Intermediary transaction http://www.aliyun.com/zixun/aggregation/6858.html ">seo diagnose Taobao guest cloud host technology Hall
Just wrote a article recalled the new Webmaster optimization process easy to make a small mistake, mentioned in the middle of the Robots.txt robot protocol, can not help but want to talk about the use of Robots.txt Robot protocol skills. Website optimization is a long-term work, but also an interactive work, behind closed doors will not be a good webmaster, so I hope we can communicate a lot. deficiencies, please corrections.
No more nonsense, let's get to the point. Robots.txt Robot protocol We all know is in order to standardize the spider crawling and set, we generally will prohibit the spider crawling data, TMP these directories, will also prohibit its crawling members, orders, inventory and other modules. But in addition to these conventional usage, Robots.txt robot protocol for our optimization work in fact, there are a lot of small skills can be used together, so that our website optimization work better.
One, through the prohibition of crawling dynamic pages or some pages, reduce the repeated collection
The first is that many people are aware of the ban on spiders crawling dynamic pages, reducing the entire site of repeated collection problems. The advantage is to benefit the whole site content page weight concentration, not easy because of repeated collection of content page weight scattered and so on. This is the technique for the general meaning of the site, but for the mall station, information station, question and answer station, such as large web sites, this normative significance is very large.

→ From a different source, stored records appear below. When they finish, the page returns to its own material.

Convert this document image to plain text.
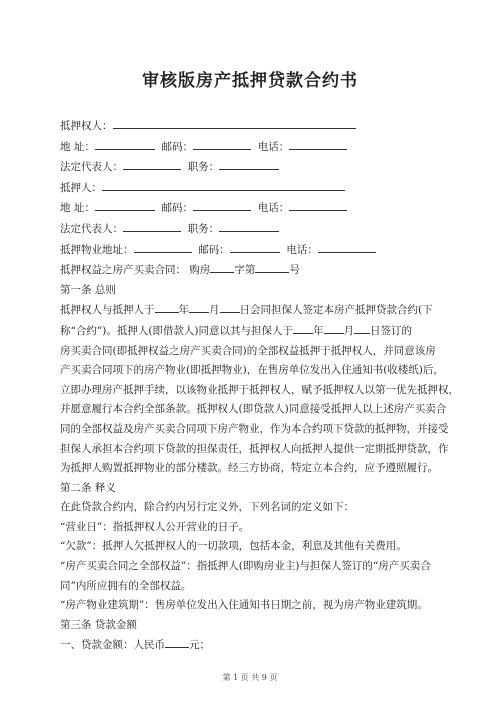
审核版房产抵押贷款合约书
抵押权人：
地 址：	邮码：	电话：
法定代表人：	职务：
抵押人：
地 址：	邮码：	电话：
法定代表人：	职务：
抵押物业地址：	邮码：	电话：
抵押权益之房产买卖合同： 购房 字第	号
第一条 总则
抵押权人与抵押人于 年 月 日会同担保人签定本房产抵押贷款合约(下
称“合约”)。抵押人(即借款人)同意以其与担保人于 年 月 日签订的
房买卖合同(即抵押权益之房产买卖合同)的全部权益抵押于抵押权人，并同意该房
产买卖合同项下的房产物业(即抵押物业)，在售房单位发出入住通知书(收楼纸)后，
立即办理房产抵押手续，以该物业抵押于抵押权人，赋予抵押权人以第一优先抵押权，
并愿意履行本合约全部条款。抵押权人(即贷款人)同意接受抵押人以上述房产买卖合
同的全部权益及房产买卖合同项下房产物业，作为本合约项下贷款的抵押物，并接受
担保人承担本合约项下贷款的担保责任，抵押权人向抵押人提供一定期抵押贷款，作
为抵押人购置抵押物业的部分楼款。经三方协商，特定立本合约，应予遵照履行。
第二条 释义
在此贷款合约内，除合约内另行定义外，下列名词的定义如下：
“营业日”：指抵押权人公开营业的日子。
“欠款”：抵押人欠抵押权人的一切款项，包括本金，利息及其他有关费用。
“房产买卖合同之全部权益”：指抵押人(即购房业主)与担保人签订的“房产买卖合
同”内所应拥有的全部权益。
“房产物业建筑期”：售房单位发出入住通知书日期之前，视为房产物业建筑期。
第三条 贷款金额
一、贷款金额：人民币 元；
第 1 页 共 9 页
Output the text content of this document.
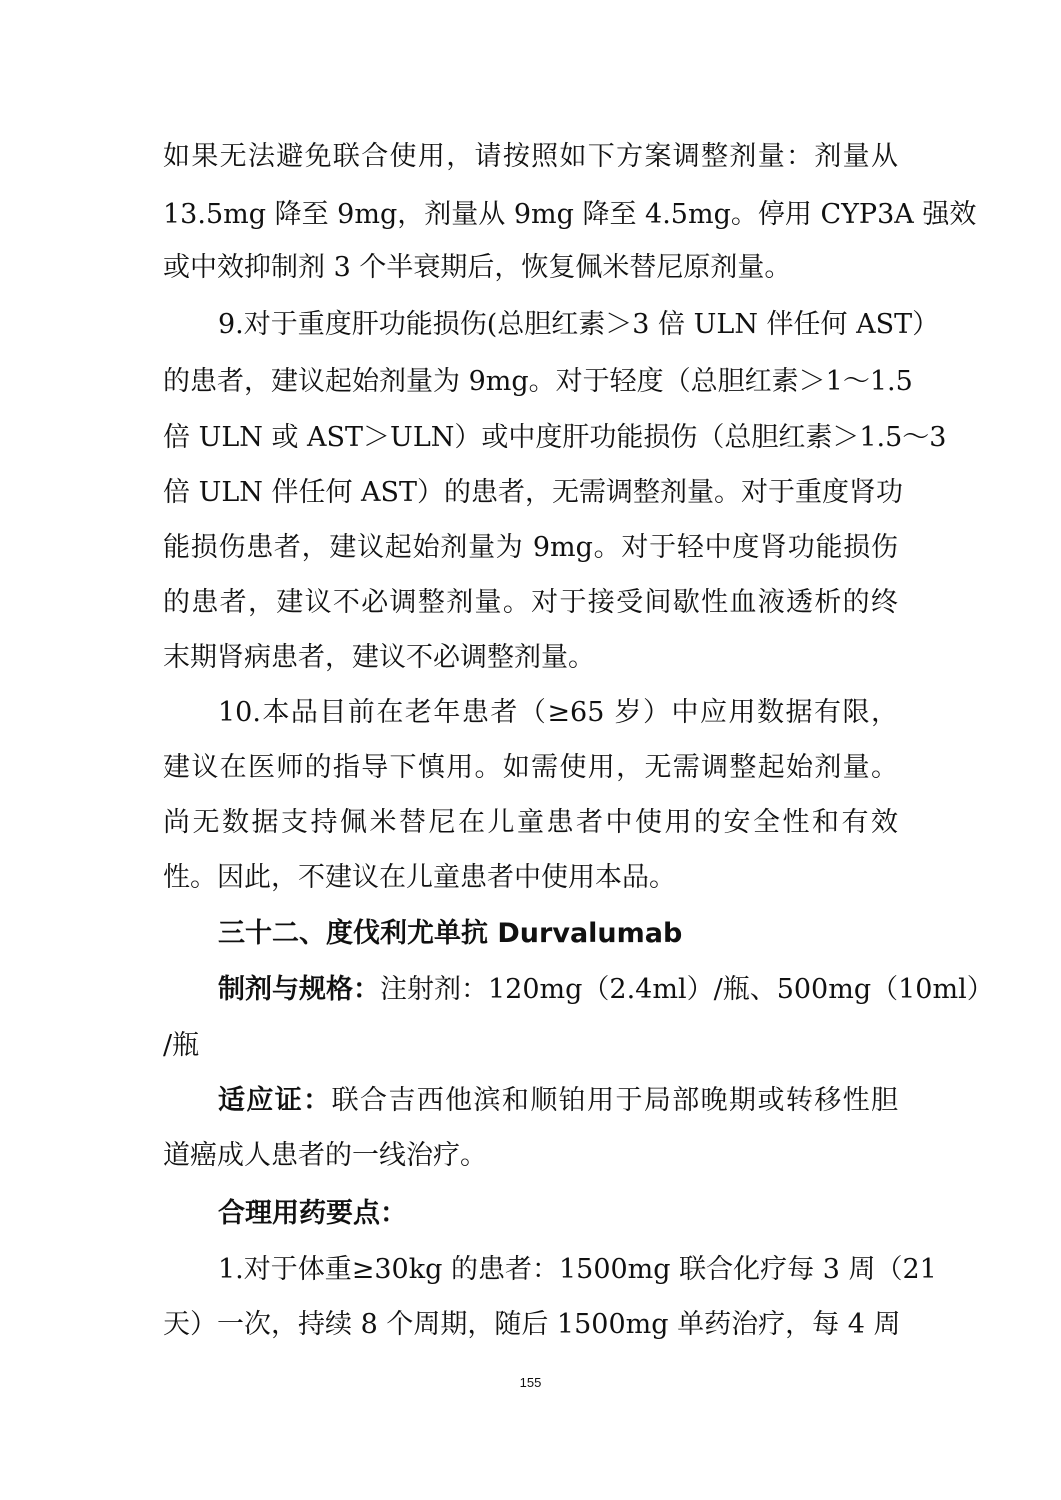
如果无法避免联合使用，请按照如下方案调整剂量：剂量从
13.5mg 降至 9mg，剂量从 9mg 降至 4.5mg。停用 CYP3A 强效
或中效抑制剂 3 个半衰期后，恢复佩米替尼原剂量。
9.对于重度肝功能损伤(总胆红素＞3 倍 ULN 伴任何 AST）
的患者，建议起始剂量为 9mg。对于轻度（总胆红素＞1～1.5
倍 ULN 或 AST＞ULN）或中度肝功能损伤（总胆红素＞1.5～3
倍 ULN 伴任何 AST）的患者，无需调整剂量。对于重度肾功
能损伤患者，建议起始剂量为 9mg。对于轻中度肾功能损伤
的患者，建议不必调整剂量。对于接受间歇性血液透析的终
末期肾病患者，建议不必调整剂量。
10.本品目前在老年患者（≥65 岁）中应用数据有限，
建议在医师的指导下慎用。如需使用，无需调整起始剂量。
尚无数据支持佩米替尼在儿童患者中使用的安全性和有效
性。因此，不建议在儿童患者中使用本品。
三十二、度伐利尤单抗 Durvalumab
制剂与规格：注射剂：120mg（2.4ml）/瓶、500mg（10ml）
/瓶
适应证：联合吉西他滨和顺铂用于局部晚期或转移性胆
道癌成人患者的一线治疗。
合理用药要点：
1.对于体重≥30kg 的患者：1500mg 联合化疗每 3 周（21
天）一次，持续 8 个周期，随后 1500mg 单药治疗，每 4 周
155
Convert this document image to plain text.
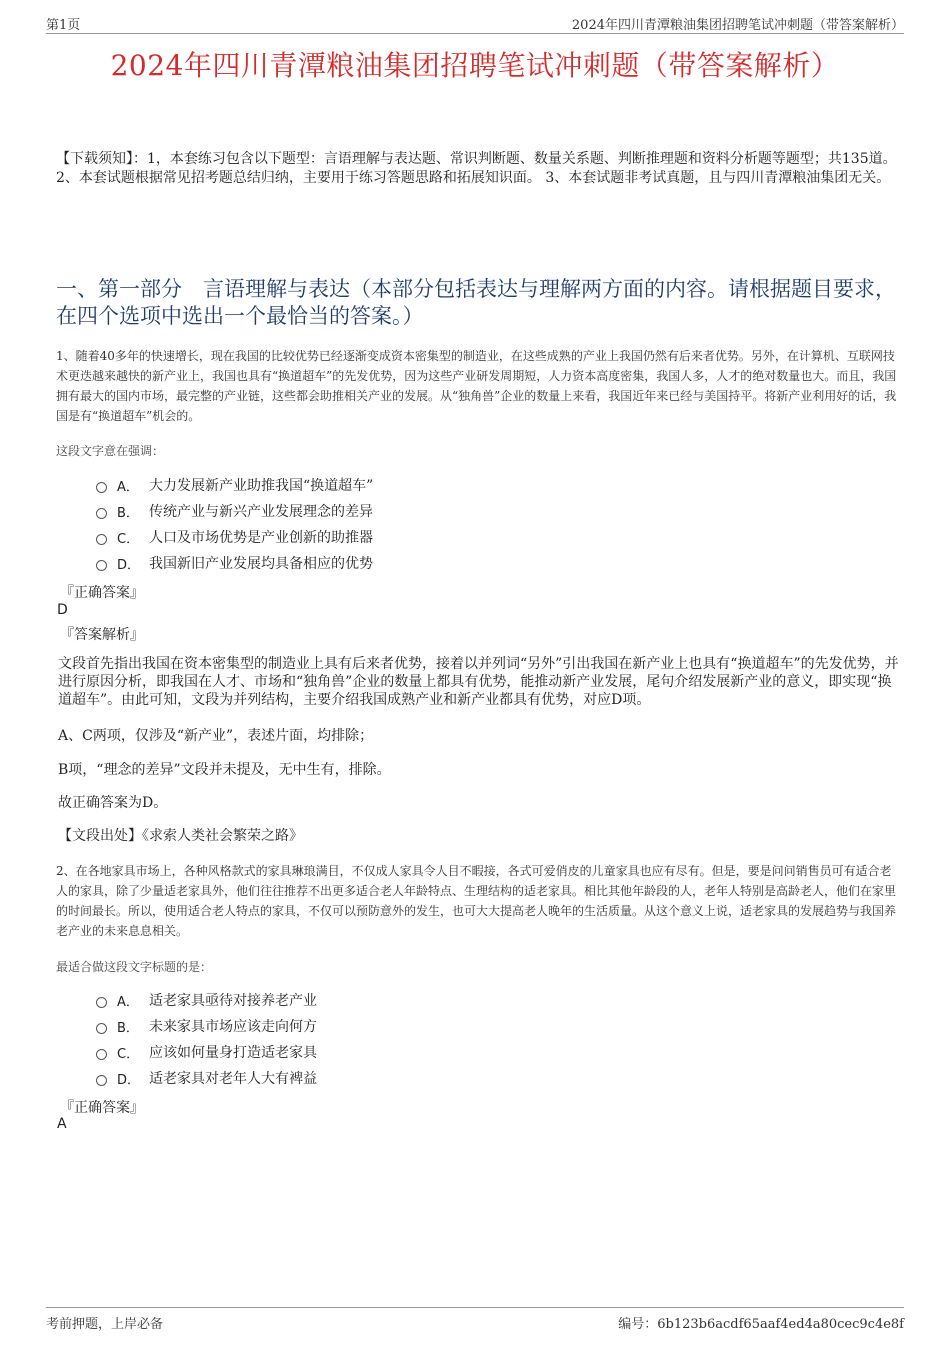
第1页	2024年四川青潭粮油集团招聘笔试冲刺题（带答案解析）
2024年四川青潭粮油集团招聘笔试冲刺题（带答案解析）
【下载须知】：1，本套练习包含以下题型：言语理解与表达题、常识判断题、数量关系题、判断推理题和资料分析题等题型；共135道。 2、本套试题根据常见招考题总结归纳，主要用于练习答题思路和拓展知识面。 3、本套试题非考试真题，且与四川青潭粮油集团无关。
一、第一部分　言语理解与表达（本部分包括表达与理解两方面的内容。请根据题目要求，在四个选项中选出一个最恰当的答案。）
1、随着40多年的快速增长，现在我国的比较优势已经逐渐变成资本密集型的制造业，在这些成熟的产业上我国仍然有后来者优势。另外，在计算机、互联网技术更迭越来越快的新产业上，我国也具有“换道超车”的先发优势，因为这些产业研发周期短，人力资本高度密集，我国人多，人才的绝对数量也大。而且，我国拥有最大的国内市场，最完整的产业链，这些都会助推相关产业的发展。从“独角兽”企业的数量上来看，我国近年来已经与美国持平。将新产业利用好的话，我国是有“换道超车”机会的。
这段文字意在强调：
A． 大力发展新产业助推我国“换道超车”
B． 传统产业与新兴产业发展理念的差异
C． 人口及市场优势是产业创新的助推器
D． 我国新旧产业发展均具备相应的优势
『正确答案』
D
『答案解析』
文段首先指出我国在资本密集型的制造业上具有后来者优势，接着以并列词“另外”引出我国在新产业上也具有“换道超车”的先发优势，并进行原因分析，即我国在人才、市场和“独角兽”企业的数量上都具有优势，能推动新产业发展，尾句介绍发展新产业的意义，即实现“换道超车”。由此可知，文段为并列结构，主要介绍我国成熟产业和新产业都具有优势，对应D项。
A、C两项，仅涉及“新产业”，表述片面，均排除；
B项，“理念的差异”文段并未提及，无中生有，排除。
故正确答案为D。
【文段出处】《求索人类社会繁荣之路》
2、在各地家具市场上，各种风格款式的家具琳琅满目，不仅成人家具令人目不暇接，各式可爱俏皮的儿童家具也应有尽有。但是，要是问问销售员可有适合老人的家具，除了少量适老家具外，他们往往推荐不出更多适合老人年龄特点、生理结构的适老家具。相比其他年龄段的人，老年人特别是高龄老人，他们在家里的时间最长。所以，使用适合老人特点的家具，不仅可以预防意外的发生，也可大大提高老人晚年的生活质量。从这个意义上说，适老家具的发展趋势与我国养老产业的未来息息相关。
最适合做这段文字标题的是：
A． 适老家具亟待对接养老产业
B． 未来家具市场应该走向何方
C． 应该如何量身打造适老家具
D． 适老家具对老年人大有裨益
『正确答案』
A
考前押题，上岸必备	编号：6b123b6acdf65aaf4ed4a80cec9c4e8f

1, mall, business-to-business and other large Web site conditions Filter page
In the mall, Business-to-business and other large Web sites, often involves the problem of conditional filtering, that is, by deleting the product specifications, brands and so on will appear a large number of similar pages. If this problem can not be effectively resolved on the site will be a lot of similar content is repeatedly included, and so on, in general, this problem can be used for the line of some URL shielding work, or consider using AJAX form. But the effect, not directly using the Robots.txt robot protocol effect is good, recommended or in the URL static rules do well on the basis of the robots.txt to prohibit crawling dynamic pages to deal with.
2, Information station review page
Information Station page comments similar to the Conditional filter page, you also need to robots.txt with the URL rule settings to screen out the dynamic page, to prevent duplication and other issues.
3. Other similar situations
In business-to-business, recruitment, Granville Guest site will also have similar problems, these situations can use robots.txt to effectively standardize the spider crawling, so as to avoid repeated collection and so on.
Second, to induce spiders crawl important pages, improve spider crawling efficiency
The trick is to work with site maps and aggregate page tags to provide more access to these important pages to facilitate spider crawling. Site map, aggregation page label disguised list page and so is the spider crawling the most convenient place, through the robots.txt Protocol allow command, let spiders priority crawling these pages, naturally included in the situation is better.
Third, adjust the weight distribution site
Through the robots.txt protocol can effectively adjust the overall weight of the site, with nofflow tags, such as the use of weights to guide the site's key columns or key pages to achieve a reasonable allocation of the weight of the whole station.
Iv. approach to the edge
One of the first to improve the relevance of a website is to use the robots.txt protocol. It in the root directory to prevent a large number of TXT documents, in the TXT document embedded in large quantities of keywords, and then through the robots.txt to induce spiders to crawl these directories. Of course, this is not to let everyone also do so, after all, black hat means not long, we are talking about security tips.
Here do not know if there is no webmaster site was hung horse, especially by the parasite has been rampant webmaster is very sad and indignant bar. But let's change the way of thinking, parasites this method, also may not be we do a Web page included a good way. That is, through the design of a number of page templates, and then through the program batch generated a large number of pages, the pages will be placed in accordance with the rules of the new directory, through the robots.txt to induce spiders crawling, the effect is also very good. Of course, this means to do, the page template must do very good can, otherwise it will be a great impact on the user experience, I hope the webmaster attention.